Exceptional low-cycle fatigue resistance of NiTi alloy structurally engineered during additive manufacturing

In additive manufacturing (AM), inhomogeneous precipitates from variable thermal cycles degrade mechanical properties and fatigue life. We propose a novel large-small melt pool coupling strategy to fabricate NiTi shape memory alloy (SMA) with an architectured microstructure containing homogeneous coherent nanoprecipitates. This approach actively designs the spatiotemporal distribution of thermal cycles, where large melt pools ensure material forming while secondary low-energy lasers create smaller melt pools to enable precise in-situ heat treatment. Consequently, Ti 4 Ni 2 O x nanoprecipitates transform from an initial intergranular network into a homogeneous distribution. The resulting NiTi SMA exhibits significantly enhanced low-cycle superelastic fatigue life, outperforming all reported AMed NiTi.
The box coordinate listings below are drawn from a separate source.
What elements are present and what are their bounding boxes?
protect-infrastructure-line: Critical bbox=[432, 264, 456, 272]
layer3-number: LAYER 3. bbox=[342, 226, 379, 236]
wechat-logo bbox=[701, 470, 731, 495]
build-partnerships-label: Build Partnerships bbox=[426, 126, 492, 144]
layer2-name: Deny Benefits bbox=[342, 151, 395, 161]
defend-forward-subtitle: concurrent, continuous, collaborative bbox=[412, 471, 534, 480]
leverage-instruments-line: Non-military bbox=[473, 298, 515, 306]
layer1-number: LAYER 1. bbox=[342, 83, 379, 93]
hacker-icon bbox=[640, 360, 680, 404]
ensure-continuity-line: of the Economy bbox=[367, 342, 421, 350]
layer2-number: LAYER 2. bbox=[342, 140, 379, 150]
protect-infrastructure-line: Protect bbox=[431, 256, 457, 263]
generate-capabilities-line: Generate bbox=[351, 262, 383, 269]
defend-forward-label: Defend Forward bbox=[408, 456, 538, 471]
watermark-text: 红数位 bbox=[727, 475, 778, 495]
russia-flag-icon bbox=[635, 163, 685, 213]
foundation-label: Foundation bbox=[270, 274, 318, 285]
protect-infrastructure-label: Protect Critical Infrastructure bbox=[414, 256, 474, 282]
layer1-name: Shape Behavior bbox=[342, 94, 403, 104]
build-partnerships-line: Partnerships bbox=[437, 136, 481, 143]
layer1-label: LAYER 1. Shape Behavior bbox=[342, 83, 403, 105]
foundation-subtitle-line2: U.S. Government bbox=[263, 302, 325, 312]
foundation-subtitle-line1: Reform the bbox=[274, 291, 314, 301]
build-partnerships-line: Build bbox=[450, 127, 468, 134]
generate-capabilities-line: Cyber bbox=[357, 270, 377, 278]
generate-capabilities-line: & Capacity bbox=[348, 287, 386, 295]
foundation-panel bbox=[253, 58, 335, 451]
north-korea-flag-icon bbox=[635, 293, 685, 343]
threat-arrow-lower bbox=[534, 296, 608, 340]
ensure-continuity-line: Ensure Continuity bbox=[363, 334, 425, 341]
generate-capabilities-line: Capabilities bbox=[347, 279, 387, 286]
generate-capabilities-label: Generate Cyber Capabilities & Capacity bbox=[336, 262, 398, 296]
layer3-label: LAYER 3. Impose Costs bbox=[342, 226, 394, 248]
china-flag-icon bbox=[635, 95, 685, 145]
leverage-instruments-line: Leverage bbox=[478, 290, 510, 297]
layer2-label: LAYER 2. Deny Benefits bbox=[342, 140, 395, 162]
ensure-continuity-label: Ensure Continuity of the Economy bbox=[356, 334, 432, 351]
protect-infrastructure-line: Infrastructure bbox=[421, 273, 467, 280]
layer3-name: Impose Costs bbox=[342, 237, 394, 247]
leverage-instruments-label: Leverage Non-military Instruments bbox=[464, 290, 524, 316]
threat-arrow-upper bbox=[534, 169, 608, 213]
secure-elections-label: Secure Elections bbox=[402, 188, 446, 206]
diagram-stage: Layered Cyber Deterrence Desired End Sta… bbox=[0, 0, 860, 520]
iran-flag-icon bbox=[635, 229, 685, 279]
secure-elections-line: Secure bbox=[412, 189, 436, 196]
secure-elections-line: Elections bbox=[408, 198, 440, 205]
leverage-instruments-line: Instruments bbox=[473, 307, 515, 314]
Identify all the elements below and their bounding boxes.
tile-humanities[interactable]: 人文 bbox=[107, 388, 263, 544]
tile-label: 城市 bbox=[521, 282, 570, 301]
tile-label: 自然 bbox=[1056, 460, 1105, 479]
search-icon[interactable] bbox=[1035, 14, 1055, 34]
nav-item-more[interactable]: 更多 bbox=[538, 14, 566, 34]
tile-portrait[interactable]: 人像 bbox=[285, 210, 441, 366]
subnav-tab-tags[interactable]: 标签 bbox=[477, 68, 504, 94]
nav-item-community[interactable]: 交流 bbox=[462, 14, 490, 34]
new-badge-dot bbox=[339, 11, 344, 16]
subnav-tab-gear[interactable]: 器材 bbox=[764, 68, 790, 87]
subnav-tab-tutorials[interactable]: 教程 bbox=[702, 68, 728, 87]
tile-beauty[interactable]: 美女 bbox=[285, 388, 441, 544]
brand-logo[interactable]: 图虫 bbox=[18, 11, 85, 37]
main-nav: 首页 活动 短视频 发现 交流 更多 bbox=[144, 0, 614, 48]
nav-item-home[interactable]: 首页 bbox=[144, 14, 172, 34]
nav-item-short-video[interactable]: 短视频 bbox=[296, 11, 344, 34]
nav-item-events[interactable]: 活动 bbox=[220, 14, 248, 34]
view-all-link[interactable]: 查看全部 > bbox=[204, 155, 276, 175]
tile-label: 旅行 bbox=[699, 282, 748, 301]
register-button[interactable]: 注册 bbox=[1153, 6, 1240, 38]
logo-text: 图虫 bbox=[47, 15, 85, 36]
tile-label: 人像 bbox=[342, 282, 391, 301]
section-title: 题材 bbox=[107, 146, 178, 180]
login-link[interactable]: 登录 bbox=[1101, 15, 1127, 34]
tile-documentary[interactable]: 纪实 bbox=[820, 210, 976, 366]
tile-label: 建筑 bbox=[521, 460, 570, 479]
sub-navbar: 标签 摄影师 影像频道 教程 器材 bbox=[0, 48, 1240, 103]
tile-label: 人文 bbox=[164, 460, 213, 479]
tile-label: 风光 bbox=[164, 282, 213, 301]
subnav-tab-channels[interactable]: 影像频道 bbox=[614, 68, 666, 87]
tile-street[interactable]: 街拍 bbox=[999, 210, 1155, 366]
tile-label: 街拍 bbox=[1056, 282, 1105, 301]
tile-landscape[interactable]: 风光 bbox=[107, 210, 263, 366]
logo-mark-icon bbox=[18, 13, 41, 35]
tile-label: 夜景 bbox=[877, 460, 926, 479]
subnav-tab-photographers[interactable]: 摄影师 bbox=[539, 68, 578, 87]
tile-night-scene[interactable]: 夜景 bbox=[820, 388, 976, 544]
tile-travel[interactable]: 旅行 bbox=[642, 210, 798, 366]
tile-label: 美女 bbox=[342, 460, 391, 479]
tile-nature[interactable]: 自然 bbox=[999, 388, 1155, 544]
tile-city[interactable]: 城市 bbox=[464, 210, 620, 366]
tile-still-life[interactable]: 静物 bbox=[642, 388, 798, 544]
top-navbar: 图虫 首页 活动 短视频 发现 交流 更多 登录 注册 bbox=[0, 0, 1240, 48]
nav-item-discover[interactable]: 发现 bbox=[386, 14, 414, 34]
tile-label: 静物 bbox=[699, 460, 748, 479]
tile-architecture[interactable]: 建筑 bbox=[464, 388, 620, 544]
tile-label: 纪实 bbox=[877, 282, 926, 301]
This superior performance stems from synergistic effects of the architectured microstructure: during loading transfer between two characteristic zones governed by strain compatibility, the homogeneous nanoprecipitation strengthening in the in-situ heat-treated zones enhances superelastic recovery and delays microcracking, while cooperative deformation in the remelted zones minimizes damage accumulation. This methodology transforms the remelting process into a precise microstructural design tool, enabling the fabrication of high-performance complex engineering components.